Gut microbiota-derived ursodeoxycholic acid alleviates low birth weight-induced colonic inflammation by enhancing M2 macrophage polarization
Tóm tắt
Low birth weight (LBW) is associated with intestinal inflammation and dysbiosis after birth. However, the underlying mechanism remains largely unknown. In the present study, we aimed to investigate the metabolism, therapeutic potential, and mechanisms of action of bile acids (BAs) in LBW-induced intestinal inflammation in a piglet model. The fecal microbiome and BA profile between LBW and normal birth weight (NBW) neonatal piglets were compared. Fecal microbiota transplantation (FMT) was employed to further confirm the linkage between microbial BA metabolism and intestinal inflammation. The therapeutic potential of ursodeoxycholic acid (UDCA), a highly differentially abundant BA between LBW and NBW piglets, in alleviating colonic inflammation was evaluated in both LBW piglets, an LBW-FMT mice model, and a DSS-induced colitis mouse model. The underlying cellular and molecular mechanisms by which UDCA suppresses intestinal inflammation were also investigated in both DSS-treated mice and a macrophage cell line. Microbiomes were analyzed by using 16S ribosomal RNA sequencing. Fecal and intestinal BA profiles were measured by using targeted BA metabolomics. Levels of farnesoid X receptor (FXR) were knocked down in J774A.1 cells with small interfering RNAs. We show a significant difference in both the fecal microbiome and BA profiles between LBW and normal birth weight animals in a piglet model. Transplantation of the microbiota of LBW piglets to antibiotic-treated mice leads to intestinal inflammation.

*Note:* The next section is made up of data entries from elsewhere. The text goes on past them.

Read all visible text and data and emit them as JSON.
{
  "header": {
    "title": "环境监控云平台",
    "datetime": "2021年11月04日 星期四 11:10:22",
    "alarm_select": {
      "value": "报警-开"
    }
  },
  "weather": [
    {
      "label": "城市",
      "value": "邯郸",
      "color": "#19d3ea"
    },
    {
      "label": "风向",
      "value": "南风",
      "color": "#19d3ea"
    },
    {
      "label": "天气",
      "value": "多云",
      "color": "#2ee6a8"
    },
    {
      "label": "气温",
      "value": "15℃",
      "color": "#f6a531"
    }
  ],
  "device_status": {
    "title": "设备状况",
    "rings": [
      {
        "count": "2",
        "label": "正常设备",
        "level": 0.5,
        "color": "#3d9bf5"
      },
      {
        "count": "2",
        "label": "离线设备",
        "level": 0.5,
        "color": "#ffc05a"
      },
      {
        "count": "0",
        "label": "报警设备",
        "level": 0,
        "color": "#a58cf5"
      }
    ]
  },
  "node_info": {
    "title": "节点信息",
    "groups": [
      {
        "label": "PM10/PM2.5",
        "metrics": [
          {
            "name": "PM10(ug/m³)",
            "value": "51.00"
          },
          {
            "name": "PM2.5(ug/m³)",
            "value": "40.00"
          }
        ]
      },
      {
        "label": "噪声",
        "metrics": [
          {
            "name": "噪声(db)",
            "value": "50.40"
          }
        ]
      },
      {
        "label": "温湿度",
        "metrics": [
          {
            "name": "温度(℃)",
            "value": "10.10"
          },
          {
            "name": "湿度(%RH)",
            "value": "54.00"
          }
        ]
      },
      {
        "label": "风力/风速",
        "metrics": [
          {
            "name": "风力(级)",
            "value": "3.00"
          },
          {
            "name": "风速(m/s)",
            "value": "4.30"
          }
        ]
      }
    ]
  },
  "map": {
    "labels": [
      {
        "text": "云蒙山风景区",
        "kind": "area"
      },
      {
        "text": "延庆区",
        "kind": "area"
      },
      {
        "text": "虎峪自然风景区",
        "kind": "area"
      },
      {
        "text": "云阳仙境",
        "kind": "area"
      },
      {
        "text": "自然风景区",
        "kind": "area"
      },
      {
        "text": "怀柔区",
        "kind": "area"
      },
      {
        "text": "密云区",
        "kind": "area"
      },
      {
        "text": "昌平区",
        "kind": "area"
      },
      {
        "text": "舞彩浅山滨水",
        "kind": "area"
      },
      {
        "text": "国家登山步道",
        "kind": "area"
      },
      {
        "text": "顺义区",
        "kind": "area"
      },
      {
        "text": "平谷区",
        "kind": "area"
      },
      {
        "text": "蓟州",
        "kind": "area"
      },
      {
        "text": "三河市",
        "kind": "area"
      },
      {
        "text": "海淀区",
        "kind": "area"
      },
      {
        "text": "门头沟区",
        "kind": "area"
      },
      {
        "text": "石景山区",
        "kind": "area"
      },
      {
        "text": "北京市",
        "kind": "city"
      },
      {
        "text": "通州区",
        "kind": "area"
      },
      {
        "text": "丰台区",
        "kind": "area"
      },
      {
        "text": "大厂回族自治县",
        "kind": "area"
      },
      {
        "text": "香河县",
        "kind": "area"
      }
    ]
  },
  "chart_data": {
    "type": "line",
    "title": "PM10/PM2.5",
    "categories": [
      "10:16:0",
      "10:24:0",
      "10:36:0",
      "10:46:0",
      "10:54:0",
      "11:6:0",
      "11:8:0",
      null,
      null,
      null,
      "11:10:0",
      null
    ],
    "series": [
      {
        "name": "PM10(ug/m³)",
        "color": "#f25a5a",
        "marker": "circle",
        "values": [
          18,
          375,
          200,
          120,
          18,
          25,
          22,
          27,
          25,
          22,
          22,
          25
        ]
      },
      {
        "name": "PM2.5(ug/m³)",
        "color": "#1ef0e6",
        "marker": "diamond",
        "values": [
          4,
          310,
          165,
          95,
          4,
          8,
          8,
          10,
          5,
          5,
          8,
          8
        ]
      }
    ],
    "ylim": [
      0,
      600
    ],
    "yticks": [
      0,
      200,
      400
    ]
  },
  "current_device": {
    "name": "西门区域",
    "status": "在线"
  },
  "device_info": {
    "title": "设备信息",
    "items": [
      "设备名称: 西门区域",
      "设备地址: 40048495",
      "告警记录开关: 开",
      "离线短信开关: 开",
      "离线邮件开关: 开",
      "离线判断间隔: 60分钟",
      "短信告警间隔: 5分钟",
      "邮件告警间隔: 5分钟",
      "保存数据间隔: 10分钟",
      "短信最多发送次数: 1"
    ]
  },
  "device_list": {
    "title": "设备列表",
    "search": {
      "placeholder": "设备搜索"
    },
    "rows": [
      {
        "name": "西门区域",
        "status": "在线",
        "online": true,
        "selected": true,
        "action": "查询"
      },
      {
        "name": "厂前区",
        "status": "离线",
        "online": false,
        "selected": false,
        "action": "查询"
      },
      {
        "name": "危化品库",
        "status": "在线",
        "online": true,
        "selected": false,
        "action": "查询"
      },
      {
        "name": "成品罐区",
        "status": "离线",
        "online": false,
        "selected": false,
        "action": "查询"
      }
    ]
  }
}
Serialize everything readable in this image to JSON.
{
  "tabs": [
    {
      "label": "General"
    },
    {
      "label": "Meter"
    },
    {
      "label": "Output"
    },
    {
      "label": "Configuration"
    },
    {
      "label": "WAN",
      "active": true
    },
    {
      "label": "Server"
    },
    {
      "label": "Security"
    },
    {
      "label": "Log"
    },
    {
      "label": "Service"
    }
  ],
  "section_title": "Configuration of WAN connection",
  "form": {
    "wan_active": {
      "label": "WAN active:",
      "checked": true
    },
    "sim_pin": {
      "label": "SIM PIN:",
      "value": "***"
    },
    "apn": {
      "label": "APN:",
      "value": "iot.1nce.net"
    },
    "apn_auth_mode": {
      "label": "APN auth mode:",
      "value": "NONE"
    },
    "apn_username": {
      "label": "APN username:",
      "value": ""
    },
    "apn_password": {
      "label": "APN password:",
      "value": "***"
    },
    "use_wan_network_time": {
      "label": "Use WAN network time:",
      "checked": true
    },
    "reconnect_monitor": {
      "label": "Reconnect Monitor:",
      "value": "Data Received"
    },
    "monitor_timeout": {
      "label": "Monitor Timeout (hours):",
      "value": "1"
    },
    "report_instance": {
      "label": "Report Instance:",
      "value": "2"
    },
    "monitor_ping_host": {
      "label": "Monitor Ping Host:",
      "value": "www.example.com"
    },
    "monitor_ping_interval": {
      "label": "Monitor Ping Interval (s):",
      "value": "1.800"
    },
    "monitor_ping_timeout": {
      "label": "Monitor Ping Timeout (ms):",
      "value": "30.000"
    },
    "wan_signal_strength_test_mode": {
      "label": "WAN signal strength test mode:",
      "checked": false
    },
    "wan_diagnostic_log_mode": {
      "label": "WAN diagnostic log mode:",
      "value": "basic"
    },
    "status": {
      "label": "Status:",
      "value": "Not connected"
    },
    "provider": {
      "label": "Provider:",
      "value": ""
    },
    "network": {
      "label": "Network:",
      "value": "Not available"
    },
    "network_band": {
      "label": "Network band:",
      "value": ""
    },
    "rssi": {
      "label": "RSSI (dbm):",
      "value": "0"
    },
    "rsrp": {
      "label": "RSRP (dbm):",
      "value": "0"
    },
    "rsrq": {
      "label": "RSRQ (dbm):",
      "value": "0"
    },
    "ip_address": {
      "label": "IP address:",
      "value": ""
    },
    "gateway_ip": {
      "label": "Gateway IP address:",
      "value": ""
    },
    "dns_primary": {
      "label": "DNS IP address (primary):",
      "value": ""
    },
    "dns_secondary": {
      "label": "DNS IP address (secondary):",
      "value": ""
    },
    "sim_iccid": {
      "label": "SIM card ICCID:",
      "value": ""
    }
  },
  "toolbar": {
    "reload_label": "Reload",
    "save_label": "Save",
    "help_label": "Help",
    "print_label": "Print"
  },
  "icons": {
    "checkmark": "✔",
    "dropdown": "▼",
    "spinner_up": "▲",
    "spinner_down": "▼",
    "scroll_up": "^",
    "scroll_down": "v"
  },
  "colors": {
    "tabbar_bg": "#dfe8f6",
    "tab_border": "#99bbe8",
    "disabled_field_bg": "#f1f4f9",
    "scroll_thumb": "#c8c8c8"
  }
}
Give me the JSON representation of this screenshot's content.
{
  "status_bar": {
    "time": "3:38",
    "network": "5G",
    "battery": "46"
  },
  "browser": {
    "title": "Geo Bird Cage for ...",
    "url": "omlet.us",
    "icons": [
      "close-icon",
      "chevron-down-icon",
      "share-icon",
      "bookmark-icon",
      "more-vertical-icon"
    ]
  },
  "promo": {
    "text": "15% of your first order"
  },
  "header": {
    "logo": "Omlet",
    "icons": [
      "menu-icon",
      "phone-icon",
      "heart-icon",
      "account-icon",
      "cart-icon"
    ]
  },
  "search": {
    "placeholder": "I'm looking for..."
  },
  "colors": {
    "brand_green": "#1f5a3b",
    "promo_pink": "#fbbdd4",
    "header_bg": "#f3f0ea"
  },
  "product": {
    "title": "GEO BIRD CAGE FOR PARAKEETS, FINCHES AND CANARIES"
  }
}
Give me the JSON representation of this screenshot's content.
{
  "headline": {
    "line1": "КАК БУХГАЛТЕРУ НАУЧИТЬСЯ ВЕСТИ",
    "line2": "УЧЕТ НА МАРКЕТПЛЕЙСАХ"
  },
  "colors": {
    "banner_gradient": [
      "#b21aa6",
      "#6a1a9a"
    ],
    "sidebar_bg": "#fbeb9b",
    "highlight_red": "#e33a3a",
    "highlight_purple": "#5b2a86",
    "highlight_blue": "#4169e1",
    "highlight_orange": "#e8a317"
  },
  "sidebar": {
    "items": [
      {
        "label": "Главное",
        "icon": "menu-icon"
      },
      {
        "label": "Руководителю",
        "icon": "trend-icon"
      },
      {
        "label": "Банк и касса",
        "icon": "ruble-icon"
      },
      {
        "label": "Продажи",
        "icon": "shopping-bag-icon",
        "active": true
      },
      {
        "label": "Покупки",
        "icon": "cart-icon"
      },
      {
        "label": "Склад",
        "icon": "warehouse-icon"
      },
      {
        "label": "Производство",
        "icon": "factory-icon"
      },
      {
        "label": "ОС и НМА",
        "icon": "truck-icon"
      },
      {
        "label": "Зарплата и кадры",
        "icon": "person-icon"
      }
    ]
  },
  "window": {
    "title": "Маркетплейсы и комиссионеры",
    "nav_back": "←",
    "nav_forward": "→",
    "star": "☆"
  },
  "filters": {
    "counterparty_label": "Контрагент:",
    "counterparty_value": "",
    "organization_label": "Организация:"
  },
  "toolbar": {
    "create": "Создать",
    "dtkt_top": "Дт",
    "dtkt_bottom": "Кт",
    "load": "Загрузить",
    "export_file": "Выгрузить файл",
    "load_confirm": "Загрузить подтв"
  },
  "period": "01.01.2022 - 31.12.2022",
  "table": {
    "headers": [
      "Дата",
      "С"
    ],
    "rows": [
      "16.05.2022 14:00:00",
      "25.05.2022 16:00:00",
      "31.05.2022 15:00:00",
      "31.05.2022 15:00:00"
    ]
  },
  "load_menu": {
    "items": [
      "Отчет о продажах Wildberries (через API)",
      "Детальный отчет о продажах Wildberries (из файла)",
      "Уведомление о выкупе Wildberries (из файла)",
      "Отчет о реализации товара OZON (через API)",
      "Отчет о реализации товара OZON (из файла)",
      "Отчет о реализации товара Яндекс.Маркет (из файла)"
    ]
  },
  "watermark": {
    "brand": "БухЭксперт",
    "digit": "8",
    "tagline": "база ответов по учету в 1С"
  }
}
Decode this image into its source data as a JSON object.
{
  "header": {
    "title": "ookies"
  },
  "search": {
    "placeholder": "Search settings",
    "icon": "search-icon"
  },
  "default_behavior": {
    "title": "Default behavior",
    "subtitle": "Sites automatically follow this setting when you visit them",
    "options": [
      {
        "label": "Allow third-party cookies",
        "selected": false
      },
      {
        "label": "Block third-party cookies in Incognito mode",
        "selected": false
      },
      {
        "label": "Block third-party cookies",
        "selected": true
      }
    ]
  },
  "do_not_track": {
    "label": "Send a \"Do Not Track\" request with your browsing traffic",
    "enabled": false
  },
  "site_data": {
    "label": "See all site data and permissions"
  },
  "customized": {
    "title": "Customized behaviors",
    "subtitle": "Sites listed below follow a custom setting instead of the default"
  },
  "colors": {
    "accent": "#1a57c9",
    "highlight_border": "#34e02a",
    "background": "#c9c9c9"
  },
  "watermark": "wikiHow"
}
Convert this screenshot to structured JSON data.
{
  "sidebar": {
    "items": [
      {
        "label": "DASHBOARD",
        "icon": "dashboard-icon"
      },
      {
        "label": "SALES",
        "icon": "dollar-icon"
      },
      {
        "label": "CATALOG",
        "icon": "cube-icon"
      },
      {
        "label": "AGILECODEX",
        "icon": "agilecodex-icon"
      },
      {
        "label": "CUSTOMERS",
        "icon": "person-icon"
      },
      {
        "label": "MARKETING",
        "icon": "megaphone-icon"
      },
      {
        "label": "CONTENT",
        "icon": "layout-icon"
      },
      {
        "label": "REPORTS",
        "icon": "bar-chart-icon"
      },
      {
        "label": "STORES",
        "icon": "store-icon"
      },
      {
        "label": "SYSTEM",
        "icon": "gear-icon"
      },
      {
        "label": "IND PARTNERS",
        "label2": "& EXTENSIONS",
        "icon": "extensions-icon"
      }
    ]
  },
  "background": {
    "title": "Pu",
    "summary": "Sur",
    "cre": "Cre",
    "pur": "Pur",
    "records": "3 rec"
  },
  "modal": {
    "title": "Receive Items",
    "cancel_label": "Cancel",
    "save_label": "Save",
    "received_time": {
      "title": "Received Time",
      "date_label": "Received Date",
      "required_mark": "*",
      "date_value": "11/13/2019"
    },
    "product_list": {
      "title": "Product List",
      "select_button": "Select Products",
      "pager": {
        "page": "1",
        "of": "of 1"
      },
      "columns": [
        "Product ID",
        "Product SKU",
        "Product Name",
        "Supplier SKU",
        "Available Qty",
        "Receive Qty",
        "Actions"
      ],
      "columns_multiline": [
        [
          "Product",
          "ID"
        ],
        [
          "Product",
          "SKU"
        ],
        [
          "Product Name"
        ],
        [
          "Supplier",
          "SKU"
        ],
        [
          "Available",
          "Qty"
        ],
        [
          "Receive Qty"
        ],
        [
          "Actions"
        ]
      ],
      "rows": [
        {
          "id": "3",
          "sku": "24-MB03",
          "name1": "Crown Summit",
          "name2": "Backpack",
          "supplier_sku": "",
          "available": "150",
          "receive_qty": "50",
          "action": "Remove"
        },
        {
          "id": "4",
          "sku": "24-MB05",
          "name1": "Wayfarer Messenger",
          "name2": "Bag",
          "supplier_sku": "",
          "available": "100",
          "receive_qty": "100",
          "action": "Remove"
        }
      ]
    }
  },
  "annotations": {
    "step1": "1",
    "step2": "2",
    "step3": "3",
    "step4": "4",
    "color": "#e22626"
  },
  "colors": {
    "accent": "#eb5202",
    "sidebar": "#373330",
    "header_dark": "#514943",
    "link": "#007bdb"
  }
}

Importantly, oral administration of UDCA, a major BA diminished in the intestinal tract of LBW piglets, markedly alleviates intestinal inflammation in LBW piglets, an LBW-FMT mice model, and a mouse model of colitis by inducing M2 macrophage polarization. Mechanistically, UDCA reduces inflammatory cytokine production by engaging BA receptor FXR while suppressing NF-κB activation in macrophages. These findings establish a causal relationship between LBW-associated intestinal abnormalities and dysbiosis, suggesting that restoring intestinal health and postnatal maldevelopment of LBW infants may be achieved by targeting intestinal microbiota and BA metabolism.